Wednesday, September 19, 2007

Have the Good Times Gone?

Jim Gust is probably right in his comment to the preceding post. Americans can't be savers, It's our patriotic duty to be consumer spenders.

Hedge fund managers with annual compensation of hundreds of millions of dollars or more have done their patriotic duty in recent years. But today's New York Times sees ominous signs of backsliding.

Southampton's Old Trees estate, with two pools and 21 bedrooms, ought to be a steal at $48 million. But . . .
A few years ago, as markets boomed and the new hedge fund rich banked paydays that surpassed $1 billion, Old Trees, with its Gatsbyesque allure, might have been snapped up by a brash executive looking to crash the old money gates of Southampton.

But a cautiousness has begun to creep in, brought on by recent turmoil in the markets, uproar over a lavish birthday party for the private equity executive Stephen A. Schwarzman, and calls from Capitol Hill to increase taxes on hedge funds and private equity billionaires.

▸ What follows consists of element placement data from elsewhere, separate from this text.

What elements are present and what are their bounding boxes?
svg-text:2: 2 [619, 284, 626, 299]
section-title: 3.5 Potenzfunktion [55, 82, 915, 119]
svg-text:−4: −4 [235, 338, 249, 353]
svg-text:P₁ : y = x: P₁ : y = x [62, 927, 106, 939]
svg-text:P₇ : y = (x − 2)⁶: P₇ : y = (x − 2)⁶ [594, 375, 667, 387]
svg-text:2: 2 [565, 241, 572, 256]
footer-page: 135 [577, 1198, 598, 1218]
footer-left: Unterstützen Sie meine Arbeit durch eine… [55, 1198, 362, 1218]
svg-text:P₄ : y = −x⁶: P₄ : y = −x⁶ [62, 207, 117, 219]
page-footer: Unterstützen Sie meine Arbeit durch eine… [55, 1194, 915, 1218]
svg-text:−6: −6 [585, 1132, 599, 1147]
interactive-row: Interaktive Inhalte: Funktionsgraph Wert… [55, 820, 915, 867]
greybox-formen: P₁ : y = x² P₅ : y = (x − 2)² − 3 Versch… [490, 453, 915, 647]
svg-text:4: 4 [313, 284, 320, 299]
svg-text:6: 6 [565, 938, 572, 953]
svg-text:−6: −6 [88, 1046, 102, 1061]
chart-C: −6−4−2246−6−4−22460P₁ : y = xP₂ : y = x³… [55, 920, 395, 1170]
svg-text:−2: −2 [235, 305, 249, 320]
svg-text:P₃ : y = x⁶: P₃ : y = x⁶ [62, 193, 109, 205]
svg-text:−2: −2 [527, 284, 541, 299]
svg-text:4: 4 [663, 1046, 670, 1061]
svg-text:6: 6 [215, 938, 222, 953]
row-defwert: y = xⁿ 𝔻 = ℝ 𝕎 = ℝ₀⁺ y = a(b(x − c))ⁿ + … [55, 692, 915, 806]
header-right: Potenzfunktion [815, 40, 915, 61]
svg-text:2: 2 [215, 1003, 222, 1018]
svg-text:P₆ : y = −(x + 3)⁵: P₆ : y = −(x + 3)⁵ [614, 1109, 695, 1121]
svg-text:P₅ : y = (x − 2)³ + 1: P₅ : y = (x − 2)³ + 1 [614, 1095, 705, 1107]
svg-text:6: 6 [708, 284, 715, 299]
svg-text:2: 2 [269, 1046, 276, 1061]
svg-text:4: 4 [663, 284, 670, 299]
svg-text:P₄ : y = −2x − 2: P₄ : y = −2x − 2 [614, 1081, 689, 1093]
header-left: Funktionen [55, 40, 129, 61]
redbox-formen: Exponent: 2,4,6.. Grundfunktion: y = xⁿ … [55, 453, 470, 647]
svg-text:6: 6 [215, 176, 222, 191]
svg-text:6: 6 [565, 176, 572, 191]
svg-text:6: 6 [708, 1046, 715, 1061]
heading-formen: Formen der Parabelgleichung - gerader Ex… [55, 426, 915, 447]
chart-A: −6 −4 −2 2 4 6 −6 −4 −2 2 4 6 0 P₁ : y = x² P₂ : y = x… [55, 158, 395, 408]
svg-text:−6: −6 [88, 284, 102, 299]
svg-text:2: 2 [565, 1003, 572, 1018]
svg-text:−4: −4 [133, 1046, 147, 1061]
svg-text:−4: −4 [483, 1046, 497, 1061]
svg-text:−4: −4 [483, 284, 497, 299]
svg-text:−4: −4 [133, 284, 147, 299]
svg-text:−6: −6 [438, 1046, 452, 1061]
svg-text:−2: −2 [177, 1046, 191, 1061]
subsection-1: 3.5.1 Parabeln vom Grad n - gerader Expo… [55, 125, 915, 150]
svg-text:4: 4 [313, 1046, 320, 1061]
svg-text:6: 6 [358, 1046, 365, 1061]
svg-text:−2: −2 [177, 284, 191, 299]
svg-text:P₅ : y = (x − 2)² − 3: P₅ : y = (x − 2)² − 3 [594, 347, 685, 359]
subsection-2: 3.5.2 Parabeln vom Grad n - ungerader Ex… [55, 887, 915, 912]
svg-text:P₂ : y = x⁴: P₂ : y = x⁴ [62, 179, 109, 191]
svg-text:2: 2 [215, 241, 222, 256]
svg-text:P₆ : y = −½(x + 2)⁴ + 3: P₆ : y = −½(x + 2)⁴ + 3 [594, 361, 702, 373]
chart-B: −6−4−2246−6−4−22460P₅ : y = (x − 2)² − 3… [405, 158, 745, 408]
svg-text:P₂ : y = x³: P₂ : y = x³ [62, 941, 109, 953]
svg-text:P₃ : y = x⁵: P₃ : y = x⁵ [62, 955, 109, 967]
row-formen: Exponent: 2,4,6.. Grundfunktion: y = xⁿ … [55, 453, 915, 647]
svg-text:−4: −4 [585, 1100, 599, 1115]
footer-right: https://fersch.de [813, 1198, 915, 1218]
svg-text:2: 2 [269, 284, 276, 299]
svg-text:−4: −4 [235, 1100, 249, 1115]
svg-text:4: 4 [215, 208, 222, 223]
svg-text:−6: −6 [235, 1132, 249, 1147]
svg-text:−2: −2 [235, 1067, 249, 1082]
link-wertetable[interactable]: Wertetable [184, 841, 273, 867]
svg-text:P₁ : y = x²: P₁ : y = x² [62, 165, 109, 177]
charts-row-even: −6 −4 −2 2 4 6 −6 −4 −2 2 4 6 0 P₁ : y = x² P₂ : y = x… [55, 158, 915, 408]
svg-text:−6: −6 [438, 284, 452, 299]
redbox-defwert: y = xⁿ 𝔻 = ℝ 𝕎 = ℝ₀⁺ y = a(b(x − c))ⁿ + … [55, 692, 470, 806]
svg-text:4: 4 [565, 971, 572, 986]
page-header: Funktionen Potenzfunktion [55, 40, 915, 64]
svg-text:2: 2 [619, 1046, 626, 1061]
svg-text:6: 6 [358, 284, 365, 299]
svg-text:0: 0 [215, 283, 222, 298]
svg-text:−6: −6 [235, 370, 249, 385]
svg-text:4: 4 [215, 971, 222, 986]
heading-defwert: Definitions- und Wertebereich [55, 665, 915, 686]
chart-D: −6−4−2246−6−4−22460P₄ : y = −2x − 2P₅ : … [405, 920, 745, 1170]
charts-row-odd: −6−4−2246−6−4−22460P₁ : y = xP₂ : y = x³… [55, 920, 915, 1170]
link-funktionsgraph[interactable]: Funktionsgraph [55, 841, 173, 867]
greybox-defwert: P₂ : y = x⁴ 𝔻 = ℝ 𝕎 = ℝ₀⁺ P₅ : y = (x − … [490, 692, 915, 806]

In August, leading hedge funds showed a loss of 2.5 percent, according to the HFRX index compiled by Hedge Fund Research. On the surface, it does not seem like a lot, given the billions of dollars that hedge funds have accumulated. Yet it was the largest monthly reversal since a 3.8 percent decline in April 2000. Taken together with larger downturns at several prominent funds, the number represents a stark reminder that the fast and easy returns of recent years are on the wane.